L’allemand, boudé par les élèves qui lui préfèrent majoritairement l’espagnol en seconde langue vivante, survit depuis plusieurs années grâce aux classes européennes et bilangues. Leur suppression sera difficilement compensée par l’apprentissage d’une seconde langue dès la 5e. Les annonces du ministère concernant des recrutements supplémentaires l’an prochain dans cette matière laissent donc pour le moins perplexe. Au-delà de la question de l’apprentissage de l’allemand, c’est la pluralité de l’offre en langues qui mérite une politique volontaire si l’on ne veut que des langues comme l’arabe, l’italien, le portugais ne disparaissent progressivement de l’offre de formation au collège.
La grande difficulté des organisations qui appellent aujourd’hui à la grève est qu’elles n’ont, sur le fond – hormis l’attachement à une organisation du collège construite autour des disciplines –, aucun début d’accord sur une réforme alternative.
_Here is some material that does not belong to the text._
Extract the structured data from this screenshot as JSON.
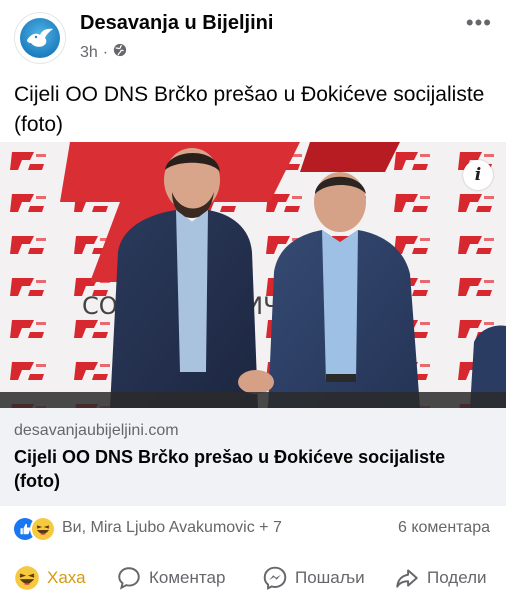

Aucune ne défend officiellement le statu quo, difficilement soutenable compte tenu des profonds dysfonctionnements du collège que quittent chaque année 140 000 jeunes sans aucun diplôme. Le Snes-FS prône ainsi la scolarité obligatoire jusqu’à 18 ans, soit une extension du collège unique au lycée, alors que le Snac, classé à droite, promeut l’orientation précoce et donc la fin du collège unique… Un point que ne manquera pas de rappeler le ministère dans le tumulte actuel.